# My first attempt!



## hobbistas (10 Apr 2021)

Hello everyone, here I present my first attempt of a low tech planted aquarium, based on the Walstad method. The tank is 50-ish litters diy. The substrate is composed of a 2 cm layer of sifted organic soil capped by a 4 cm layer of Tropica Soil Powder. I am still experimenting with the lighting period, but I am thinking of a plan with a 4 hour siesta ( 4 light, 4 siesta, 4 light). I used various plants ( Echinodorus bleheri, Valisneria spiralis 'Tiger', Hygrophila polysperma, Hygrophila corymbosa, Bacopa Caroliniana, Sagittaria Subulata, Ranunculus inundatus, Alternanthera Reineckii rosanervig Aegagropila linnaei (Marimo), Egeria densa)
I really hope they are enough for the kind of scape I hope for. I am open to suggestions and glad to know your opinion on my project...






Στάλθηκε από το SM-G973F μου χρησιμοποιώντας Tapatalk


----------



## Sean Scapes (24 Jun 2021)

Really nice tank. Sagittaria Subulata is a great plant some people don't like it but it spreads well even without co2 some blades will for no reason grow really tall. You have plenty of space if the budget allows you to you could always add more to the foreground.
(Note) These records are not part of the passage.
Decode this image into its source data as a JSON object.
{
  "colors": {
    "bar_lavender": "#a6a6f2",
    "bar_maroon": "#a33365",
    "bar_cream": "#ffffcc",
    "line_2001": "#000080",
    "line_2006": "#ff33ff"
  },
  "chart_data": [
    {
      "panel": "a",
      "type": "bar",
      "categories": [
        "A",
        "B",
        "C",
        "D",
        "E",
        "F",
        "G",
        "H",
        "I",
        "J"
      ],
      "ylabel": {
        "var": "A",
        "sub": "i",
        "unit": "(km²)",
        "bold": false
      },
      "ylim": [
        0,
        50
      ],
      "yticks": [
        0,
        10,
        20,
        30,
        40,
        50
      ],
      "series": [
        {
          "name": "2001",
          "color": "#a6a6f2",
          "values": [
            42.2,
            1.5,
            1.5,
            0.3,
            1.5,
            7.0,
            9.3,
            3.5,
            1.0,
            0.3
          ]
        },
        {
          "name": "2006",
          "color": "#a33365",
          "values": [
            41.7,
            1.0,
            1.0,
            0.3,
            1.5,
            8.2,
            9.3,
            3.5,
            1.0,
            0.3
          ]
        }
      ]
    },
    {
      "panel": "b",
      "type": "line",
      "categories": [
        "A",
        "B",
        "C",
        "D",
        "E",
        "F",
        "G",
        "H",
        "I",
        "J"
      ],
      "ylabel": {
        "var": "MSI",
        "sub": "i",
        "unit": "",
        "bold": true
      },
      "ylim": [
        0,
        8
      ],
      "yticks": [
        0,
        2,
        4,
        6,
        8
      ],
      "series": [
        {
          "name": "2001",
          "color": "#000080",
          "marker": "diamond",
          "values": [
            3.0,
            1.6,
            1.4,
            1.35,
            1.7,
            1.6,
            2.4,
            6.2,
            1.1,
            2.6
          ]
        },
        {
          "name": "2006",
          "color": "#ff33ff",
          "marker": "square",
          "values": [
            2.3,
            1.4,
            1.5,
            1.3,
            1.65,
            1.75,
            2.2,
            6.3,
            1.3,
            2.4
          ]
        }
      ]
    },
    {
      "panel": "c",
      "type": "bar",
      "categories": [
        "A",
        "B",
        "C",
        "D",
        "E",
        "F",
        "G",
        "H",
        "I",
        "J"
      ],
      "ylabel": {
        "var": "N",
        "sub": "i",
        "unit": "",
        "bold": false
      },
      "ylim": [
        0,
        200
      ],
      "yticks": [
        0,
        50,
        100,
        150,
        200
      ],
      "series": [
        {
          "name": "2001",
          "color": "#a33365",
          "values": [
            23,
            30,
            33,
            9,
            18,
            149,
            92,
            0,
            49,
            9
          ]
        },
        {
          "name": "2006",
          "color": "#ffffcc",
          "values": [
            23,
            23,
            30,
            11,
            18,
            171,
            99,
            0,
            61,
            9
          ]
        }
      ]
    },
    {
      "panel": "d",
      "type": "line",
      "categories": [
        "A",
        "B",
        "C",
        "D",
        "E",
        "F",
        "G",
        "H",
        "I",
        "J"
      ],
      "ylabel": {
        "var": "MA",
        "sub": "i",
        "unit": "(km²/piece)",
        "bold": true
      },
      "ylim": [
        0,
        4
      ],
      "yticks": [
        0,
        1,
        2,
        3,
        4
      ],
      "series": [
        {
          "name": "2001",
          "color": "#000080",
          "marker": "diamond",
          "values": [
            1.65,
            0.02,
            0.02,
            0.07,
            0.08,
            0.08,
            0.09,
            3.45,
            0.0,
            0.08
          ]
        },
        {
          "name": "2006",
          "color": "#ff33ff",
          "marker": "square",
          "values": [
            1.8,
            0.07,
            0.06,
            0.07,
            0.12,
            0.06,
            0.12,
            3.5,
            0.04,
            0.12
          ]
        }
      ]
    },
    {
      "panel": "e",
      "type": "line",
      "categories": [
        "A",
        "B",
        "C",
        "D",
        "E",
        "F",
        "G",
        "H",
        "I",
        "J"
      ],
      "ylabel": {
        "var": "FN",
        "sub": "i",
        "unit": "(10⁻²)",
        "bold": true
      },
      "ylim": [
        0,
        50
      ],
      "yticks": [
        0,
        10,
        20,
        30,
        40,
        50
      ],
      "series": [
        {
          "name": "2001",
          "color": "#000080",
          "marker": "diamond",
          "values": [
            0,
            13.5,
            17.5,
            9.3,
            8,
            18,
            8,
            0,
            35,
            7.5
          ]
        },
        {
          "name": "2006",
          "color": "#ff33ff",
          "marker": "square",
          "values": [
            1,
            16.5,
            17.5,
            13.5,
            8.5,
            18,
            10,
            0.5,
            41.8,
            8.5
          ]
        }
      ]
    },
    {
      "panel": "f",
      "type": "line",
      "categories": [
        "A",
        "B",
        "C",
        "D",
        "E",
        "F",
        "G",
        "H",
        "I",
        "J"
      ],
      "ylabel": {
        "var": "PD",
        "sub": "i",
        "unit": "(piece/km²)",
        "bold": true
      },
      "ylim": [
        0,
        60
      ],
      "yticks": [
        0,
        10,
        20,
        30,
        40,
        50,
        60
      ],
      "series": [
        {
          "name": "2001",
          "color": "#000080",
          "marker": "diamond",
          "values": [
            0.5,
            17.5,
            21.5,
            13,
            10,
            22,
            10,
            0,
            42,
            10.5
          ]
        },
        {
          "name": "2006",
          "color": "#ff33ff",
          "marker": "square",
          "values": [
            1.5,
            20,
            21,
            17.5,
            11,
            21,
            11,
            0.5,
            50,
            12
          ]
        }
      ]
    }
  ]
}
Plants like Staurogyne repens, Lilaeopsis Brasiliensis are great low tech foreground plants.


I would probably just start with a 6hr photoperiod and just ramp it up gradually over a few weeks. This all depends on the lights you are using. If I'm not mistaken most people use a siesta for when they are injecting co2 as a way to boost co2 levels during the photoperiod.


----------